Daniel Friedman
2 minute read
6 Jun 2018
6:10 am

Celebrated pan-Africanist Fanon’s daughter welcomed in SA

Daniel Friedman

Professor Mireille Fanon-Mendes-France, chairperson of the Frantz Fanon Foundation, is here as part of the Africa Month colloquium series.

Prof Mereille Fanon-Mendes-France, daughter of renowned activist author, Frantz Fanon speaks during a discussion aimed at "building a better Africa and a better world" hosted by the Dept of Arts and Culture at Constitutional Hill, Johannesburg, 5 June 2018. Picture: Neil McCartney

The department of arts and culture yesterday hosted a media launch on the arrival of Professor Mireille Fanon-Mendes-France as part of the Africa Month colloquium series.

Fanon-Mendes-France is the daughter of great pan-Africanist Frantz Fanon and chairperson of the Frantz Fanon Foundation.

The event forms part of a series on Africa Month that will take place at Constitutional Hill in Johannesburg.

As an activist and scholar, she has never shied away from her connection to her father, often speaking about the relevance of his work in a contemporary context. And these days, Fanon is nothing if not relevant.

Fanon has over the years been written on by, among others, Dr Mbuyiseni Ndlozi of the EFF; championed by nemesis of the EFF Andile Mngxitama of the Black First Land First movement; and quoted in speeches by president Thabo Mbeki.

Fanon is a great figure among intellectuals in post-apartheid South Africa.
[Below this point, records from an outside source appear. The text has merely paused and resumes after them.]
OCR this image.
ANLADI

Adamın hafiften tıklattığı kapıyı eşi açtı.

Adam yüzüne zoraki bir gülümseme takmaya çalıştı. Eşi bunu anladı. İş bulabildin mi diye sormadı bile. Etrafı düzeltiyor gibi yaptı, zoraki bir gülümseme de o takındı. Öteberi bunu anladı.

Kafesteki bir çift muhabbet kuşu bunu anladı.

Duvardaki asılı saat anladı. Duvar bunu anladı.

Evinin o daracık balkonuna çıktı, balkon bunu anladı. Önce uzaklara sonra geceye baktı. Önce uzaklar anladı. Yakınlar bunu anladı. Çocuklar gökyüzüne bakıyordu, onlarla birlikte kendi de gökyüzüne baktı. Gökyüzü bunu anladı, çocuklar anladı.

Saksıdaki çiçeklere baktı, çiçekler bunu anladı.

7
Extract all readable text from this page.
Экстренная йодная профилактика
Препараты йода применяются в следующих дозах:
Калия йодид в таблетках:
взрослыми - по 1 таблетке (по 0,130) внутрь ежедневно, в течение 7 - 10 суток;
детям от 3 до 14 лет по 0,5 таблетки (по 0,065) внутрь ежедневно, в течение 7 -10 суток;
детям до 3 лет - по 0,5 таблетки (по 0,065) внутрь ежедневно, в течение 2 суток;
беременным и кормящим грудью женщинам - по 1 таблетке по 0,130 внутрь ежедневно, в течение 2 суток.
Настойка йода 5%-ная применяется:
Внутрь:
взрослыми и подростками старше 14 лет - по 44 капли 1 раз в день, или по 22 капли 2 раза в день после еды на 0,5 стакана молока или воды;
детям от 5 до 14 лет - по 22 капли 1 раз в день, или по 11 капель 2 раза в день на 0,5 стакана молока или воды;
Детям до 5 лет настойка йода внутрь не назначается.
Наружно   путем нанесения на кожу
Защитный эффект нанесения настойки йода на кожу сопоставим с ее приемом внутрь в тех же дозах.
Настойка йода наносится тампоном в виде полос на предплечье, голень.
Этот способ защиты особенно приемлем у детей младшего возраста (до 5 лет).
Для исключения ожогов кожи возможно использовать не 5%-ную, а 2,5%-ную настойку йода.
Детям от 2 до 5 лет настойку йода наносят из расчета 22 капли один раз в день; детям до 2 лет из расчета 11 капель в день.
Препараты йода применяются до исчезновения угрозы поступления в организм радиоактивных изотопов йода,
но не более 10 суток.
He is a prolific and important figure who was influential in a wide range of fields.

He was a psychiatrist, philosopher and a revolutionary – who fought in Algeria’s 1954 to 1962 battle for liberation – as well as a writer.

Born in the small Caribbean island of Martinique, at the time a French colony, Fanon had a fairly bourgeois upbringing. One of eight children, his father was a customs inspector and his mother owned a hardware store.

As a relatively wealthy member of the island’s black population, Fanon’s parents strived to assimilate with white, French society.

Exposure to the work of another influential Martiniquan thinker Aime Cesaire, whose work promoted black people embracing their identity, led to Fanon becoming disillusioned with the value his parents placed on assimilation.

After fighting for the French in World War II, Fanon stayed in France studying medicine and psychiatry. There, he encountered racism that enraged him and inspired his first book Black Skin, White Masks.

The book looked at what Fanon saw as the mask black people had to wear to gain acceptance in white society.

He became influenced by Marxism and existentialism, especially the work of philosopher John-Paul Sartre, who championed Fanon’s work.

This led to him moving away from a humanist, assimilationist ideology to the post-colonial theory that is so influential today.

After a short stint back in the Caribbean, Fanon ended up in Algeria where he had been stationed during the Algerian War of Independence. There, he wrote his most important works A Dying Colonialism, The Wretched of the Earth and the posthumously published Towards the African Revolution.

His importance in South Africa is largely due to his work’s focus on decolonisation.

Fanon, who died at the young age of 36 in Maryland, USA, argued that “black people need to not only combat physical colonisation but shake off psychological colonisation to be able to develop free thought that isn’t filtered through white norms and values”, now a popular idea in post-apartheid South Africa.